Rev. Robert Hill

April 5, 2005

Liberty -- A retired priest convicted of a sex crime involving a minor should not be living on the same grounds as a preschool and kindergarten. Thats the position of a group of sex abuse victims and supporters who want the Diocese of Youngstown to make a priest move. Members of Survivors Network of those Abused by Priests held a news conference Monday afternoon outside of the Villa Marie Teresa Pre-school, 50 Warner Road. The group is asking that the Rev. Robert Hill be moved from that location. "We want parents to know that this man is living here," said Barbara Blaine, SNAP president. "Some of the parents said they see him walking the grounds." Blaine said records from Ashtabula County Common Pleas Court show that Father Hill was convicted in 1992 of compelling prostitution with a minor. "We have to put the protection of kids first," Blaine said.
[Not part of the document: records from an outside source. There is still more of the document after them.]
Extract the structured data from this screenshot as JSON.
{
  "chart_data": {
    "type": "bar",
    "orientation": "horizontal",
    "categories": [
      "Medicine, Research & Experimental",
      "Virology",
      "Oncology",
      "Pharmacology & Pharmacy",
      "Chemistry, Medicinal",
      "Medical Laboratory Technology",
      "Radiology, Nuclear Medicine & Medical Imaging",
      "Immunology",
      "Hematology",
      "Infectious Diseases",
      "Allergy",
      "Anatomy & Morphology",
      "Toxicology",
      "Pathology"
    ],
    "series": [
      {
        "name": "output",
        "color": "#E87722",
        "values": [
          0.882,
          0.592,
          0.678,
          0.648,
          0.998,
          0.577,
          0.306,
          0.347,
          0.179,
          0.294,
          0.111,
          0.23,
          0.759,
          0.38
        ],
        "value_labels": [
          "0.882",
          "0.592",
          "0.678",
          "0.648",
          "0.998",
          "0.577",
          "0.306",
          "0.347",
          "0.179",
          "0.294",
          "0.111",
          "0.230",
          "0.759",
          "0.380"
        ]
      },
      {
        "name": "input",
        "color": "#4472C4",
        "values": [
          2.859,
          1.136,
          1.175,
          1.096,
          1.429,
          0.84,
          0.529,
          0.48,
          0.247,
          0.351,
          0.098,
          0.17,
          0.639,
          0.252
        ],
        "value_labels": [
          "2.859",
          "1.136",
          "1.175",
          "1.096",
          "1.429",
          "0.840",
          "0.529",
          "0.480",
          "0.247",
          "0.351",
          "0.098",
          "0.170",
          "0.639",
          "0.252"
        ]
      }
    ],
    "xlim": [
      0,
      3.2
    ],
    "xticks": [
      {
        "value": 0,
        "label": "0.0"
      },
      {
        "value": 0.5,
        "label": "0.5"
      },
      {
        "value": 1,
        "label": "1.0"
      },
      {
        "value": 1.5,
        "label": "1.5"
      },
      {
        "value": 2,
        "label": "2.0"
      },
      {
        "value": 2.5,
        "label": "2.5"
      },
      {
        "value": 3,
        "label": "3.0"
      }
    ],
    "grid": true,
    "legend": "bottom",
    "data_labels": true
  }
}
Diocese opinion The diocese released a statement saying the Bureau of Child Care Services of the Ohio Department of Job and Family Services reviewed the matter of Father Hills residence in June 2002 and offered no objection. The statement also said that Father Hill lives in a building that is separate from the building housing the day care and kindergarten. "I would like to see those records and find out who said that a convicted sex offender can reside on the grounds of a preschool," Blaine said. Officials at the bureau of child-care services could not be reached to comment. "Father Hill is surrounded by other priests and nuns," the diocese statement reads. "He has been instructed to have no involvement with the school facility." A spokeswoman with the dioceses also said that Father Hill has lived at the facility for 10 years and there have been no complaints. They didnt have his exact age but said he is in his 70s. Blaine said the group believes that the priest should be moved to a professionally run treatment center for sex offenders. SNAP is a national support group for survivors of clergy sex abuse. Founded in 1989, the group has more than 5,600 members and support groups meeting in more than 60 cities.